Needless to say, I ended up with the Islay 14. It’s not even so much the things they’ve done right (except for the KayakSport hatches, those count), but the lack of anything wrong that sold me on this boat.

In closing, a few notes:

  • Mfr’s lie their a**es off about weight. The Alchemy is supposedly 1 lb heavier than the Elie. The Islay supposedly weighs in at a svelte 45lbs… 9 lbs less than the Alchemy. To me, the Islay and Alchemy felt the same, as it did to two employees, and we each each had the same reaction to the much stiffer triple layer Elie: Nearly throwing it in the air after hefting up the other two. We didn’t have scales, but if there’s a lightweight between these three, it’s definitely the Elie.
  • I have to put in a few (ok, quite a few) good words for Appomattox River Company:
    • Even though they had customers lined up to the street, they spent over 2 hours with me, 1-on-1, making sure I understood everything and that every single question was answered. They even loaded the kayak on my (brand new, purchased elsewhere) Thule Hullavator and explained how to tie the boat down - and this was before I even paid for it!
    • Secondly, if you’ve never been there, you have GOT to see this place (the one on Main st in Farmville, VA). They don’t have much of a store front (it could fit in my master bedroom), but if you ever want to sit in and see a lot of boats, this is the place to go! If I had to guess, I would say they have over 1500 boats (not a typo) at this location, and according to one of the employees they have a warehouse with about another 1000 across town.
    • I was very hesitant about traveling this far, especially once I was told via email that I wouldn’t be able to paddle test 2 of the 3 boats I was interested in. I didn’t even ask, but they gave me such a large discount, that even having to pay tax, it was hundreds of dollars off - effectively paying for my motel room, gas, the cart, and couple of small items.
    • In person, the owner told the employee to let me test them once I got it narrowed down to 2 - (something I didn’t take them up on due to weather and me forgetting to bring my swim trunks or even shorts. Doh!) That’s a pretty big deal as they would have to sell the one that I didn’t buy as a demo model.

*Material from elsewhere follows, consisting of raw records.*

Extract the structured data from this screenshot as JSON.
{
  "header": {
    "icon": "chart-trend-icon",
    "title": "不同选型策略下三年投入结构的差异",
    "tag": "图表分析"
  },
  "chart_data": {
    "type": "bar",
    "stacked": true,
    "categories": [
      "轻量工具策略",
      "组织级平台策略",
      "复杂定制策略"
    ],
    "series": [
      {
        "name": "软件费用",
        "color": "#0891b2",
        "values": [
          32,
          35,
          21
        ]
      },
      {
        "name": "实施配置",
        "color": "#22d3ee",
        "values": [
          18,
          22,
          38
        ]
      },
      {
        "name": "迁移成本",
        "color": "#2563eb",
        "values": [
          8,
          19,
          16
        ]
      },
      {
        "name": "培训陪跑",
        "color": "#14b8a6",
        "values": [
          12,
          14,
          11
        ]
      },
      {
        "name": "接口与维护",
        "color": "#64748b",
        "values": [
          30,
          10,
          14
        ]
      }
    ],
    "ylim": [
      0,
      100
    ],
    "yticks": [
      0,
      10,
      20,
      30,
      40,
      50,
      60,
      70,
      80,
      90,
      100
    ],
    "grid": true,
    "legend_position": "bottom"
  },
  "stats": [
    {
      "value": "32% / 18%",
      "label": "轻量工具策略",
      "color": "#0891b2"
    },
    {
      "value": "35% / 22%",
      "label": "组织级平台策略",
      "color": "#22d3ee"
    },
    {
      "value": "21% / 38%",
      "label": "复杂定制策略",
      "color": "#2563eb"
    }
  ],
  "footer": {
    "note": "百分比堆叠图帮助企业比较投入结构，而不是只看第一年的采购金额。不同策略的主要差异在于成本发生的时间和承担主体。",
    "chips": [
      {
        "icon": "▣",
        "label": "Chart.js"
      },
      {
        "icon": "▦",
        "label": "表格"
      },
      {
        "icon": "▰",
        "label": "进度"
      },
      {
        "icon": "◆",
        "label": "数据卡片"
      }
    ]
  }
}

      I will be buying my next boat from them.

      In case you are wondering, I got the green one (to me, the best looking, and oddly, more visible than the orange or yellow).


You’re lucky you can just jump into
most kayaks and try them out. I have to do major surgery to get in and try them, and that means buy, then try.

I hear demo, demo, demo, but I’ve bought over a dozen canoes and kayaks without trying them, and I can recall only one clunker. The rest turned out to be widely recognized classics.

I’d advise intelligent reading of reviews and talking to other paddlers. If one doesn’t have intelligence, and other paddlers won’t talk to you, then demo, demo, demo isn’t going to help, either.